A newly established policy that ushered in term limits to San Juan County's numerous advisory committees could lead to a major overhaul of the MRC. Eight positions on the Marine Resources Committee will be appointed by the County Council in the coming weeks and a new MRC coordinator will soon be announced. On July 30, Philip Green, Robin Hirsch and Chuck Schietinger were appointed to MRC positions 2, 1 and 4, respectively. Steve Wehrly reports. Will term limits lead to MRC overhaul?

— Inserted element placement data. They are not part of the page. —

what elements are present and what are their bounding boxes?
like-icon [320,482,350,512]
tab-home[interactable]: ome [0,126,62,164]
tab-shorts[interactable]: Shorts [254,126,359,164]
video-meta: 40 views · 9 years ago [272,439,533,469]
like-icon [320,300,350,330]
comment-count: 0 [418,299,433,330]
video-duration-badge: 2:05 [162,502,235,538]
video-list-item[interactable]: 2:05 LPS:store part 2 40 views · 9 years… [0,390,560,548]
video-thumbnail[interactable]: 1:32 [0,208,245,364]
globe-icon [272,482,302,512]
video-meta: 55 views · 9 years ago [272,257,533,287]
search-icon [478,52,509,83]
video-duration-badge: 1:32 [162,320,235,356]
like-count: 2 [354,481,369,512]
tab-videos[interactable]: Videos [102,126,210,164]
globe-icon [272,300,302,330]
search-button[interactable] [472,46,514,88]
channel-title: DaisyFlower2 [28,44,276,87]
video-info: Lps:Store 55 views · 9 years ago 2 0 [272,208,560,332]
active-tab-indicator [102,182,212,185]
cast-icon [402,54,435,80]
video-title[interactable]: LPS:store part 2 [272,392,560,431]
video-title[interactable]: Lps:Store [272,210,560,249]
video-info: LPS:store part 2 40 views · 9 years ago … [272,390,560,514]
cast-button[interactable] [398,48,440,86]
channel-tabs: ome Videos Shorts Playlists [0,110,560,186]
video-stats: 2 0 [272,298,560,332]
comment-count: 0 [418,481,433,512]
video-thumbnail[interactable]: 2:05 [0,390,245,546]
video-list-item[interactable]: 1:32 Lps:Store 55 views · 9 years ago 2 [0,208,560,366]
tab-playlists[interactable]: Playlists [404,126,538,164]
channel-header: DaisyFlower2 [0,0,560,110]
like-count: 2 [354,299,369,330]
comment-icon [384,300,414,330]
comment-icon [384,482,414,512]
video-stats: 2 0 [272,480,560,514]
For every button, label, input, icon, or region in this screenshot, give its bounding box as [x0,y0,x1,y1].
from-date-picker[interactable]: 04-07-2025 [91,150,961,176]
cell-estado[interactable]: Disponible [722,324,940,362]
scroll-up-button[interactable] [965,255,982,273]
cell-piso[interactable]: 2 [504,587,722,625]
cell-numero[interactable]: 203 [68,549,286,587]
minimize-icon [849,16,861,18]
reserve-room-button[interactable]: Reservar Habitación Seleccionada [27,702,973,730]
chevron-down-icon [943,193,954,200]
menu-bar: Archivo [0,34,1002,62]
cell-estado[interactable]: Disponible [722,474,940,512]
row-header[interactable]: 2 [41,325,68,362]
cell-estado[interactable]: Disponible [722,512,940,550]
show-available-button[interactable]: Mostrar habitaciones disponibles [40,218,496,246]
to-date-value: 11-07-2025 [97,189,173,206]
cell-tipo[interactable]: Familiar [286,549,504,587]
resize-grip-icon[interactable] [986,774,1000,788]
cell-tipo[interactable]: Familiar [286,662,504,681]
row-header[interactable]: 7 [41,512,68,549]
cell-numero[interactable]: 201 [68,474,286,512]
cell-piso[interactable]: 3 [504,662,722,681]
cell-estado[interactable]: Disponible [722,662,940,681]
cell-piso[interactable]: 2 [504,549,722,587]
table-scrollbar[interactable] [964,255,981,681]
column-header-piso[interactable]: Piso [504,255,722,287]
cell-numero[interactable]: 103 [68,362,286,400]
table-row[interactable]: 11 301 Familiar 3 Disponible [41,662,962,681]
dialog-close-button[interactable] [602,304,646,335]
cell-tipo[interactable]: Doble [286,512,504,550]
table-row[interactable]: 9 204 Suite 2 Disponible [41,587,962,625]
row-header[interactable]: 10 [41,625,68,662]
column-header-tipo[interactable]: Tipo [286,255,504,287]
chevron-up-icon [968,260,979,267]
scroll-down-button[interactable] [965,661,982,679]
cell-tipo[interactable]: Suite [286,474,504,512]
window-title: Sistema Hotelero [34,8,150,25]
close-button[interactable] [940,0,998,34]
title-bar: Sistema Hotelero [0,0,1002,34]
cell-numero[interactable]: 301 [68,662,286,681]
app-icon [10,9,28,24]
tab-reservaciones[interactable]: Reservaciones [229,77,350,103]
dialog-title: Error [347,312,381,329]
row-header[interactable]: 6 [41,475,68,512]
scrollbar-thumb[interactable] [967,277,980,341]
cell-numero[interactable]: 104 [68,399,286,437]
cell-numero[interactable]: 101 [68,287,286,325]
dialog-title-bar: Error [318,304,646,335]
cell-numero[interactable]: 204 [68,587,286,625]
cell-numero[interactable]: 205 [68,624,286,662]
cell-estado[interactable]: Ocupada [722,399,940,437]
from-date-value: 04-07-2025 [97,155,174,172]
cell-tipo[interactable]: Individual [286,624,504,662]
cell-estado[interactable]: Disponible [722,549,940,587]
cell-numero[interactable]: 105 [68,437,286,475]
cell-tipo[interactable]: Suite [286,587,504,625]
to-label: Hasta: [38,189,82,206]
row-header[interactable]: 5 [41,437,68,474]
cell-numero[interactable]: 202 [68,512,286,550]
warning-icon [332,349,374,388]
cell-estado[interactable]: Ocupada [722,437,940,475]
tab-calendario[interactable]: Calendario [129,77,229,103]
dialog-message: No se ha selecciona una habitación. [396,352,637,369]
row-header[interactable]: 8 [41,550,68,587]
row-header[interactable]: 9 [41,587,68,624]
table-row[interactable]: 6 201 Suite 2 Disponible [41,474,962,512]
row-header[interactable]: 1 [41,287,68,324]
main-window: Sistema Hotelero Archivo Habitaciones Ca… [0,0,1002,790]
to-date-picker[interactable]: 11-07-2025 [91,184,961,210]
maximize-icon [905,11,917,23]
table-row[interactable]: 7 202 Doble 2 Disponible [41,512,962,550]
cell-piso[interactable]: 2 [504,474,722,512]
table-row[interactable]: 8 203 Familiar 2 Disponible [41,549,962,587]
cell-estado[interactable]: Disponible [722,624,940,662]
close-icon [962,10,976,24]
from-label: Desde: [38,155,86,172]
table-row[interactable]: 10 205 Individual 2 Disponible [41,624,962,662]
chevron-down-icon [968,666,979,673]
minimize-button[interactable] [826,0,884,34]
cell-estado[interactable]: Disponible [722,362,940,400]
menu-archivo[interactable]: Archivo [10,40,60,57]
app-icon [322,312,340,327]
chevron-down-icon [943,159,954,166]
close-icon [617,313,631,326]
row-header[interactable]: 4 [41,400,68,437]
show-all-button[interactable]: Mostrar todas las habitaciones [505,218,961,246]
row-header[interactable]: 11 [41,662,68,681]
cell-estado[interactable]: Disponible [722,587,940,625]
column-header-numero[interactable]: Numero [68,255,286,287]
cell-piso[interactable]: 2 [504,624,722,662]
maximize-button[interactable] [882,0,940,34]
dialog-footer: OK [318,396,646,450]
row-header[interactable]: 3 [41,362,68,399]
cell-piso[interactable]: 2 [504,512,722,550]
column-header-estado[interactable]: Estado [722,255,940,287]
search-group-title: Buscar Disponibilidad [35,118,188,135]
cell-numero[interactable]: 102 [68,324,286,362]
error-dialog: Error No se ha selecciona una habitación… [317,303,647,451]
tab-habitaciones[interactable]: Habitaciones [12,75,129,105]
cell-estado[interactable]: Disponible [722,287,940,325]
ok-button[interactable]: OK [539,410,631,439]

It was a busy morning along the north shore of Seahurst Beach park where naturalists from the Seattle Aquarium and other volunteers combed the beach trying to find various sea creatures that need to be relocated. Next month, the north wall will be torn down. Without help, the creatures that live here could be killed during the construction process. Cassie Campbell reports. At Seahurst Beach, volunteers get their hands in the sand where the critters live

The city (of Bellingham) is considering a new agreement that would enable it to pull water out of the Nooksack River in Lynden and Ferndale, instead of at the existing Middle Fork diversion site much farther upstream. The other parties to the deal would be the city of Lynden and the Whatcom County Public Utility District. Lynden and the PUD have existing river water intake facilities that the city could use. The Washington Department of Ecology also would have to give the new arrangement its blessing. The people involved say there is no actual water transfer deal in the works, but the new arrangement - if approved - could be one small step toward a solution of countywide water rights issues that have bedeviled local governments for many years. John Stark reports. Nooksack River deal could set stage for shift of Bellingham water supply

When you think of going whale watching, you probably envision taking a boat. But there’s a place on San Juan Island that’s considered one of the best places in the world to see killer whales from shore. Informally, the Lime Kiln Point State Park is called Whale Watch Park, and for good reason. Volunteer guide Patti Wickham with Friends of Lime Kiln says when the orcas come by, you can really see them. “I’ve watched people get totally soaked by the breaching and the splashing. It’s pretty cool,” Wickham said. Paula Wissel reports. San Juan Island Park Offers World-Class Whale Watching from Shore

A public hearing discussing the possible ban of plastic carryout bags in unincorporated Thurston County has been set for next month, according to a news release. The public hearing before the Thurston County Commissioners is scheduled for 5:30 p.m. Sept. 24 in Building One of the Thurston County Courthouse. The proposed ordinance referring to the ban was announced shortly after Thurston County waste and recycling provider LeMay Incorporated said they would discontinue collecting plastic carryout bags and other plastic film Oct. 1. Chelsea Krotzer reports. Thurston County to hold public hearing on plastic bag ban

Now, your tug weather--
WEST ENTRANCE U.S. WATERS STRAIT OF JUAN DE FUCA- 300 AM PDT THU AUG 22 2013
TODAY
LIGHT WIND...BECOMING NW 10 KT IN THE AFTERNOON. WIND WAVES 1 FT OR LESS. W SWELL 3 FT AT 9 SECONDS.
TONIGHT
W WIND 10 TO 20 KT...EASING TO 10 KT AFTER MIDNIGHT. WIND WAVES 1 TO 3 FT. W SWELL 3 FT AT 8 SECONDS.